Последний Август

Иногда я думаю: вот если бы папа тоже сделал себе татуировку на плече и стал курить папиросы. Тогда он остался бы тем же папой: так же покупал мне мороженое, водил на пляж, но стал бы немножко и дядей Митей, и отлупил бы Вадика и Юрку, чтобы они меня больше не обзывали «жидком» и не обстреливали из рогаток.
…Когда я пришел домой зареванный и пожаловался, что в меня Юрка стрельнул – вот, на груди пятнышко от скобки, бо-олит! – папа, побледнев, сорвался с табуретки и погнался за ними. Братья – наутек. Я выбежал во двор, чтобы посмотреть, как папа их догонит и надерет им уши. Папа бежал очень смешно: он как бы перекатывался, часто перебирая короткими ногами и почему-то прижав руки к карманам брюк. Вадик и Юрка неслись к забору. Уже было ясно, что папа их не догонит. Братья перемахнули через забор и – вперед. А отец развернулся и пошел назад. Даже не запустил в них палкой! Мне стало грустно до слез. В ту минуту я понял, что папа, как бы ни хотел, не сможет меня защитить. И еще я понял, что если тебя сегодня называют «жидком», то завтра будут расстреливать из рогатки…
Вечером бабушка, допив чай, направилась в дом Вадика и Юрки. Я испугался за нее, ведь бабушка такая маленькая, даже меньше папы.

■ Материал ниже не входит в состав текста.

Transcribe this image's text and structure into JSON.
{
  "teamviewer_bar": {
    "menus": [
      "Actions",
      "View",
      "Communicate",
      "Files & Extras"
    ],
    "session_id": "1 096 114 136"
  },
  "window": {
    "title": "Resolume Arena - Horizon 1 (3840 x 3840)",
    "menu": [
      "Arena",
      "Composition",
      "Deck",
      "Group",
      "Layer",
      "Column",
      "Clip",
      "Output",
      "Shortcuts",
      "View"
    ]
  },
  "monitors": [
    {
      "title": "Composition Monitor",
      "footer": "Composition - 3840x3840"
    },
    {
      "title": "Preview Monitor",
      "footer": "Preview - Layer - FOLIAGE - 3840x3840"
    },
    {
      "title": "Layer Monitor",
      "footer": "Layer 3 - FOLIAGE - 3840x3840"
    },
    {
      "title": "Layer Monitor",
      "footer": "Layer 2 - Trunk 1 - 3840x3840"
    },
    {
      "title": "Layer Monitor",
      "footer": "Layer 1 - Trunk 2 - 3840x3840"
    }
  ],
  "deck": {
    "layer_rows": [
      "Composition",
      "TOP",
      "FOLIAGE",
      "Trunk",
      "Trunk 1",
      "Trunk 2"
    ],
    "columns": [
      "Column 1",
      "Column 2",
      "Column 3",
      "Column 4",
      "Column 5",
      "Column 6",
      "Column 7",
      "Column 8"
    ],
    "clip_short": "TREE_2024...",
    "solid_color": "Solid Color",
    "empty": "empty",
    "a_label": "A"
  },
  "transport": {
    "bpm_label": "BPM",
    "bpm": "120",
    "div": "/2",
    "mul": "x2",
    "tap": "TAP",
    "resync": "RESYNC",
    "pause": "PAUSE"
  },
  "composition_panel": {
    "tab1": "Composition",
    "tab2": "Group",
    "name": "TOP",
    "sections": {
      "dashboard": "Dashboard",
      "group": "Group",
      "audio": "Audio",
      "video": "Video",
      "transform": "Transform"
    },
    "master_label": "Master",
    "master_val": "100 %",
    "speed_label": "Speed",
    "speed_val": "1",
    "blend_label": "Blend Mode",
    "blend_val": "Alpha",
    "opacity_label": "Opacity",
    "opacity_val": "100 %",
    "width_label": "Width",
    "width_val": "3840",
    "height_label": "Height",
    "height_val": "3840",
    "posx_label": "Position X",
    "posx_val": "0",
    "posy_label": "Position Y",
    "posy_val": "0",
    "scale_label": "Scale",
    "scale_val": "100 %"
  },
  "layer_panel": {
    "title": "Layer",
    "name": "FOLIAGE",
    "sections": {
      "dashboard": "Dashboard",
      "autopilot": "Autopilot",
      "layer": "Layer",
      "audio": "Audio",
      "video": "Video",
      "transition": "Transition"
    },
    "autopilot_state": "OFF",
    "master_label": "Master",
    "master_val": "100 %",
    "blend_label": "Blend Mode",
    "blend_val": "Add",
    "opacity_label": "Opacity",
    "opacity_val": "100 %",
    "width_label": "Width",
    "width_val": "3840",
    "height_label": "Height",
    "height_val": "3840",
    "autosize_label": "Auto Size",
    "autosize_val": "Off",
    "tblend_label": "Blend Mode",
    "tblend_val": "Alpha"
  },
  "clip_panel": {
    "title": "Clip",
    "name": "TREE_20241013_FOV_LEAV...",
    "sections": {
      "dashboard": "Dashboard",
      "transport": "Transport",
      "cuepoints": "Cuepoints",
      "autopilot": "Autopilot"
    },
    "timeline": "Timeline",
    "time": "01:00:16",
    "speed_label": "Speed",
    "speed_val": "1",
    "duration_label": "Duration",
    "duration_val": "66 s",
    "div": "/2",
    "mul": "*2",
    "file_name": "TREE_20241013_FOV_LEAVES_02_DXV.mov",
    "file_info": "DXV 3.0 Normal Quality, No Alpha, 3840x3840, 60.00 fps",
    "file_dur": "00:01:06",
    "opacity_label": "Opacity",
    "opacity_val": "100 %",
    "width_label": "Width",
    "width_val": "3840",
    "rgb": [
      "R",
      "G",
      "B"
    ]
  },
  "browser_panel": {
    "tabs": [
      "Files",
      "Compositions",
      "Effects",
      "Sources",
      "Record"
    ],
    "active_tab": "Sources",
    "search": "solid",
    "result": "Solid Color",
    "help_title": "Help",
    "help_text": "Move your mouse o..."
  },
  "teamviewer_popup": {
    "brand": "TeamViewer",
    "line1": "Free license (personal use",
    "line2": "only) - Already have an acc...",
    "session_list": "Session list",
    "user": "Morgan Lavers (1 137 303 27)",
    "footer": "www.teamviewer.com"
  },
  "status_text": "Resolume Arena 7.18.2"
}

Но все обошлось: вскоре она возвратилась живой-невредимой. Сказала, что они меня больше обижать не будут. И спросила, не болит ли ранка. Конечно, не болит – мама уже два раза смазала ее зеленкой, испортив всю картину: разве можно боевое ранение смазывать зеленкой?!

6

Из калитки вышла баба Маруся с ведром.
– А-ну, силач, покачай, – попросила, повесив ведро на крюк колонки.
Это мне – раз плюнуть. Р-раз, р-раз!
У бабы Маруси – один серьезный недостаток: мокрая тряпка, которой она может проехаться по спине, если рвать ягоды с забора. Но иногда она сама дает мне вишни или сливы. Непонятно, зачем бабе Марусе такой злющий Полкан? Не пес – чудовище.
Еще у нее есть шлемофон из черной плотной материи, с выпуклыми ромбиками, наушниками и ремешком. За этот шлемофон я готов отдать все на свете. Однажды баба Маруся подозвала меня и дала его примерить. Жалко, что Аллочка не видела. Правда, шлемофон оказался немного великоват, таких голов, как моя, вместилось бы две или три.
Все равно, в этом шлемофоне я сразу стал большим и смелым. Как танкист Шолуденко, фотографию которого я видел в Парке Славы. Папа повел меня туда в День Победы.
…В длинной, широкой аллее, возле одной могильной плиты толпились взрослые. Там, со снимка в рамочке, улыбался парень в шлемофоне. Папа сказал, что этот танкист первым на своем танке ворвался в Киев, когда гитлеровцы драпали. Тогда я решил: вырасту – тоже стану танкистом, и, если понадобится, освобожу Киев от всех фашистов!.. Затем мы подошли к высоченному, уходящему пикой в небо, памятнику. Над горою принесенных цветов дрожал воздух, раскаленный от пламени. Монетки, звонко ударяясь о прутья металлической решетки, падали вниз, туда, где горел вечный огонь.